An anaglyph is an image designed to be viewed through special glasses. The technique to make these images is over a hundred years old, and has been used in everything from comic books - each stereo pair was drawn by hand - to movies to the space program.

The methods used to make them can seem intimidating to novices and can be tricky to master, especially when one is presented with modern graphics programs like Photoshop and Paint Shop Pro. This tutorial is intended to help you understand how we make these images in our lab.

This tutorial was written using Adobe Photoshop; the general principles are applicable to other image editors as well. Consult your software's documentation.

We start with a stereo pair - two images taken from separate viewpoints: one for the right eye and one for the left. The camera is translated horizontally but not vertically - that is, both points are along the same imaginary line drawn parallel to the ground. In the case of our example, we use two screenshots from a fully-3D action game. This allows tighter control over the viewpoint since the movement of the "camera" can be much more tightly controlled than in the real world or (unfortunately) in our lab.

These two images were made by snapping a screenshot using the software's built-in screen capture function. The viewpoint was then moved a small distance to one side in order to replicate the disparity introduced by distance between our eyes - using only the sideways-movement controls so that vertical offset will not be introduced - and a second image recorded. In this way, we re-create the two simultaneous images that the human brain processes to create a 3-D rendering of the world in our minds. Notice that there are noticeable differences in the two images, such as the relative placement of the distant container to the break in the window on the far wall; this is the parallax effect.

Because color in stereo pair images can interfere with the 3-D effect, the images are converted to greyscale in an image editor.
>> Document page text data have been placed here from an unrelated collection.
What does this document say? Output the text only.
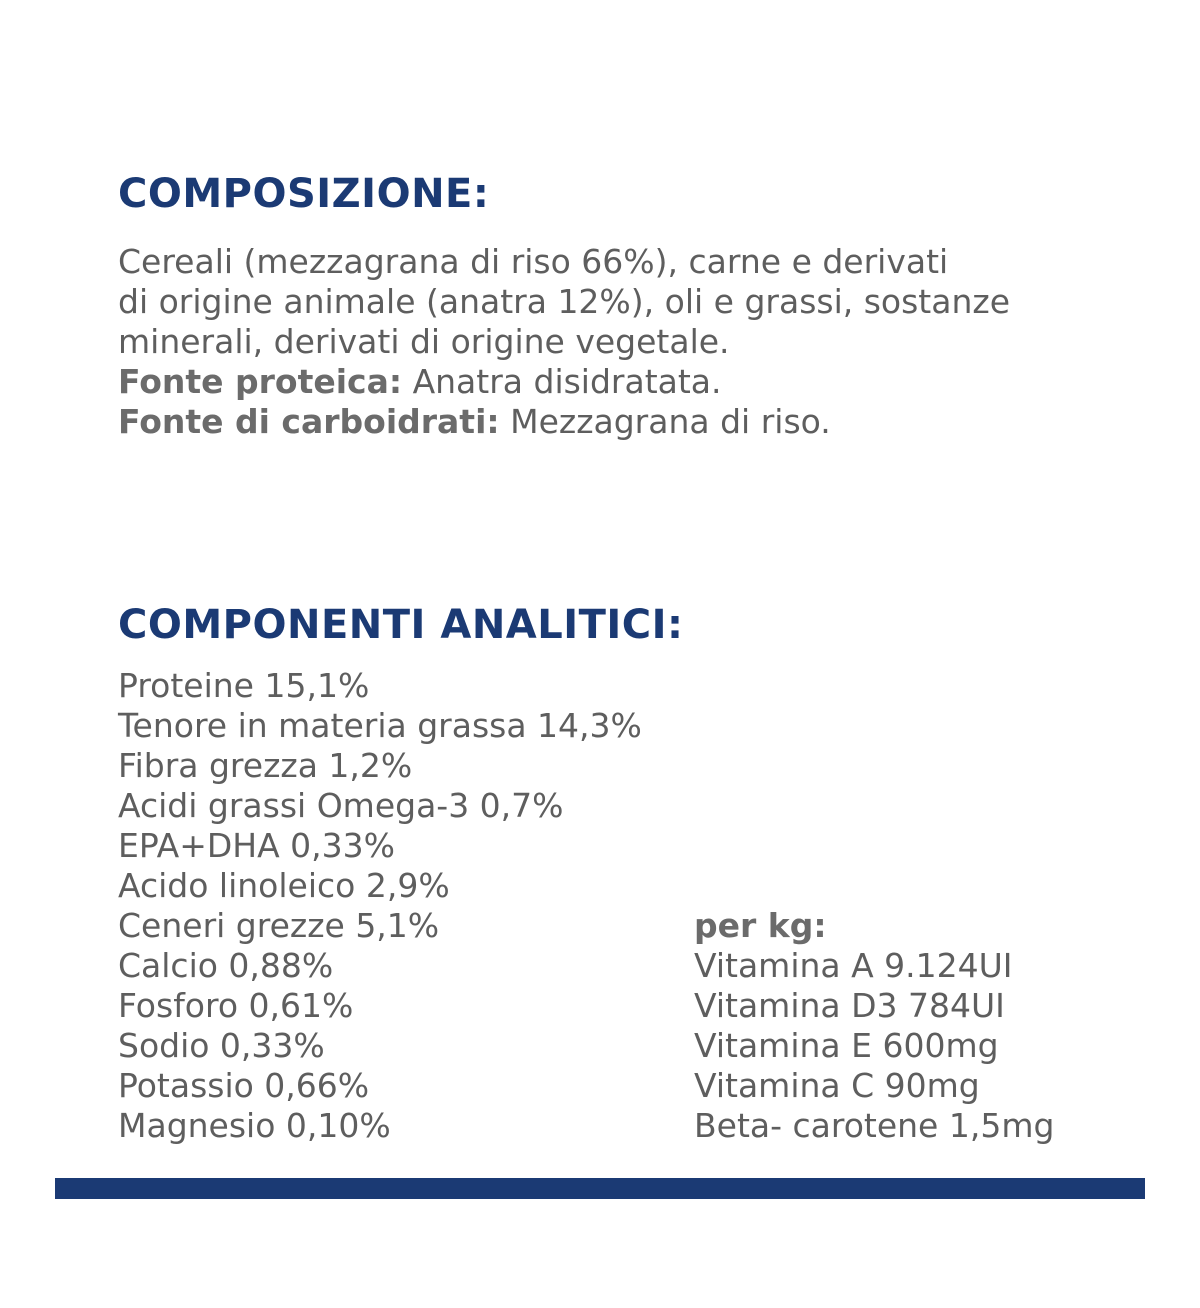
COMPOSIZIONE:
Cereali (mezzagrana di riso 66%), carne e derivati
di origine animale (anatra 12%), oli e grassi, sostanze
minerali, derivati di origine vegetale.
Fonte proteica: Anatra disidratata.
Fonte di carboidrati: Mezzagrana di riso.
COMPONENTI ANALITICI:
Proteine 15,1%
Tenore in materia grassa 14,3%
Fibra grezza 1,2%
Acidi grassi Omega-3 0,7%
EPA+DHA 0,33%
Acido linoleico 2,9%
Ceneri grezze 5,1%
Calcio 0,88%
Fosforo 0,61%
Sodio 0,33%
Potassio 0,66%
Magnesio 0,10%
per kg:
Vitamina A 9.124UI
Vitamina D3 784UI
Vitamina E 600mg
Vitamina C 90mg
Beta- carotene 1,5mg
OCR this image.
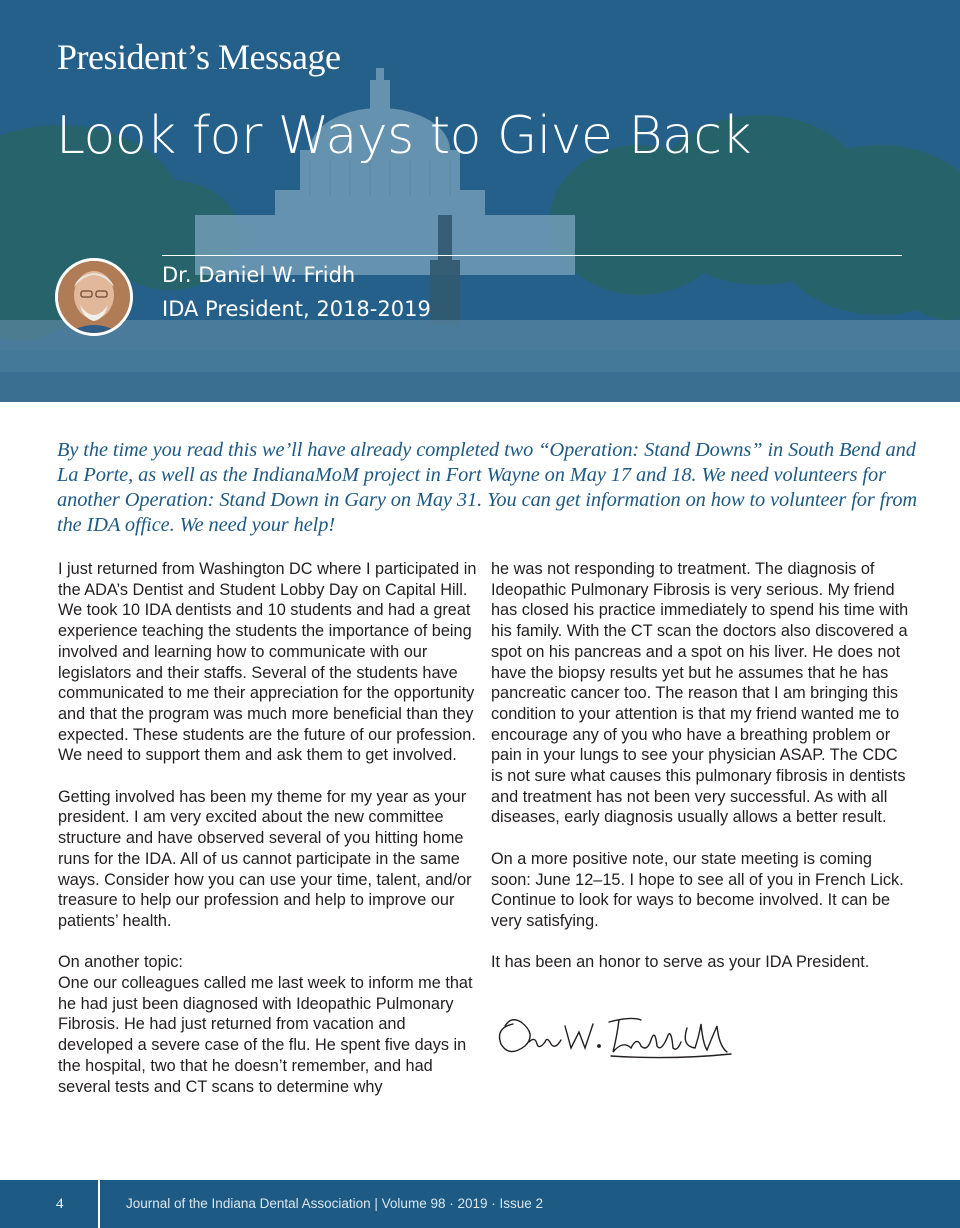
President’s Message
Look for Ways to Give Back

Dr. Daniel W. Fridh

IDA President, 2018-2019

By the time you read this we’ll have already completed two “Operation: Stand Downs” in South Bend and La Porte, as well as the IndianaMoM project in Fort Wayne on May 17 and 18. We need volunteers for another Operation: Stand Down in Gary on May 31. You can get information on how to volunteer for from the IDA office. We need your help!

I just returned from Washington DC where I participated in the ADA’s Dentist and Student Lobby Day on Capital Hill. We took 10 IDA dentists and 10 students and had a great experience teaching the students the importance of being involved and learning how to communicate with our legislators and their staffs. Several of the students have communicated to me their appreciation for the opportunity and that the program was much more beneficial than they expected. These students are the future of our profession. We need to support them and ask them to get involved.

Getting involved has been my theme for my year as your president. I am very excited about the new committee structure and have observed several of you hitting home runs for the IDA. All of us cannot participate in the same ways. Consider how you can use your time, talent, and/or treasure to help our profession and help to improve our patients’ health.

On another topic:

One our colleagues called me last week to inform me that he had just been diagnosed with Ideopathic Pulmonary Fibrosis. He had just returned from vacation and developed a severe case of the flu. He spent five days in the hospital, two that he doesn’t remember, and had several tests and CT scans to determine why

he was not responding to treatment. The diagnosis of Ideopathic Pulmonary Fibrosis is very serious. My friend has closed his practice immediately to spend his time with his family. With the CT scan the doctors also discovered a spot on his pancreas and a spot on his liver. He does not have the biopsy results yet but he assumes that he has pancreatic cancer too. The reason that I am bringing this condition to your attention is that my friend wanted me to encourage any of you who have a breathing problem or pain in your lungs to see your physician ASAP. The CDC is not sure what causes this pulmonary fibrosis in dentists and treatment has not been very successful. As with all diseases, early diagnosis usually allows a better result.

On a more positive note, our state meeting is coming soon: June 12–15. I hope to see all of you in French Lick. Continue to look for ways to become involved. It can be very satisfying.

It has been an honor to serve as your IDA President.

4	Journal of the Indiana Dental Association | Volume 98 · 2019 · Issue 2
Only in rare cases where hues in source images are neutral in tone (greys, tans) can this step be skipped.

The left image ... and the right.

While not immediately apparent from the screenshots, these two images differ slightly from one another. The location of the containers, for example, appears to be slightly different when compared against the background wall. This effect, called parallax, is useful for measuring the distance between yourself and distant objects. This technique is often used by astronomers in measuring the distance to other galaxies.